Jack Beasley

Personal information
- Full name: John Beasley
- Date of birth: 7 February 1916
- Place of birth: Wednesbury, England
- Date of death: 1982 (aged 65–66)
- Position: Centre forward

Senior career*
- Years: Team / Apps / (Gls)
- 19??–1935: Birmingham / 0 / (0)
- 1935–1936: Torquay United / 4 / (2)
- 1936–1937: Worcester City /  / (35)
- 1938–19??: Halesowen Town

= Jack Beasley (footballer) =

English footballer (1916–1982)

John Beasley (7 February 1916 – 1982), generally known as Jack Beasley, was an English professional footballer who played as a centre forward.

==Career==
Beasley began his professional career with Birmingham, but left to join Torquay United in 1935 without making the first team.
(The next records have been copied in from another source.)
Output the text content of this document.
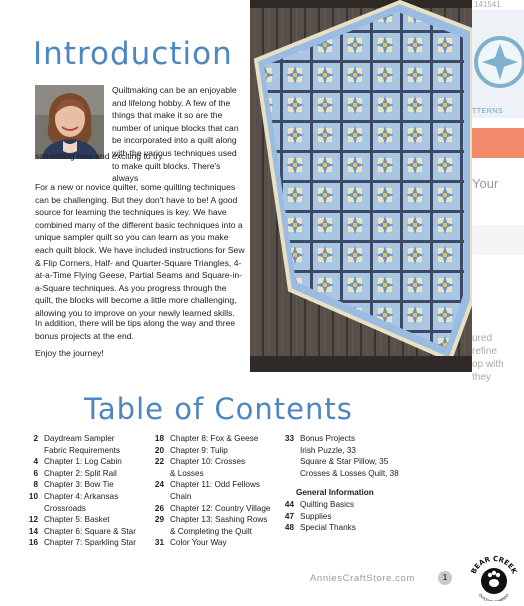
Introduction

Quiltmaking can be an enjoyable and lifelong hobby. A few of the things that make it so are the number of unique blocks that can be incorporated into a quilt along with the various techniques used to make quilt blocks. There's always

something new and exciting to try.

For a new or novice quilter, some quilting techniques can be challenging. But they don't have to be! A good source for learning the techniques is key. We have combined many of the different basic techniques into a unique sampler quilt so you can learn as you make each quilt block. We have included instructions for Sew & Flip Corners, Half- and Quarter-Square Triangles, 4-at-a-Time Flying Geese, Partial Seams and Square-in-a-Square techniques. As you progress through the quilt, the blocks will become a little more challenging, allowing you to improve on your newly learned skills.

In addition, there will be tips along the way and three bonus projects at the end.

Enjoy the journey!

141541
TTERNS
Your
ured
refine
op with
they
Table of Contents
2 Daydream Sampler
Fabric Requirements
4 Chapter 1: Log Cabin
6 Chapter 2: Split Rail
8 Chapter 3: Bow Tie
10 Chapter 4: Arkansas
Crossroads
12 Chapter 5: Basket
14 Chapter 6: Square & Star
16 Chapter 7: Sparkling Star
18 Chapter 8: Fox & Geese
20 Chapter 9: Tulip
22 Chapter 10: Crosses
& Losses
24 Chapter 11: Odd Fellows
Chain
26 Chapter 12: Country Village
29 Chapter 13: Sashing Rows
& Completing the Quilt
31 Color Your Way
33 Bonus Projects
Irish Puzzle, 33
Square & Star Pillow, 35
Crosses & Losses Quilt, 38
General Information
44 Quilting Basics
47 Supplies
48 Special Thanks
AnniesCraftStore.com	1
BEAR CREEK
QUILTI MPANY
He scored on his league debut on 18 January 1936, a 2–1 win at home to Watford, Torquay's other goal coming from Fred Beedall.

He played in the following two games, a 2–0 defeat away to Bristol City and a 3–1 defeat at home to Millwall in which he scored Torquay's goal. Despite scoring he was replaced by Wally Hunt for the next game. He made one further appearance, on 14 April 1936 in a 3–0 defeat away to Bristol Rovers, before leaving for non-league Worcester City, for whom he scored 43 goals in league and cup. He later played for Halesowen Town, signing for them in 1938, when he was noted as being a resident of the town.

==Personal life==
Beasley was born in Wednesbury on 7 February 1916. He married Agnes Mary Coley on 3 October 1937. He died in 1982.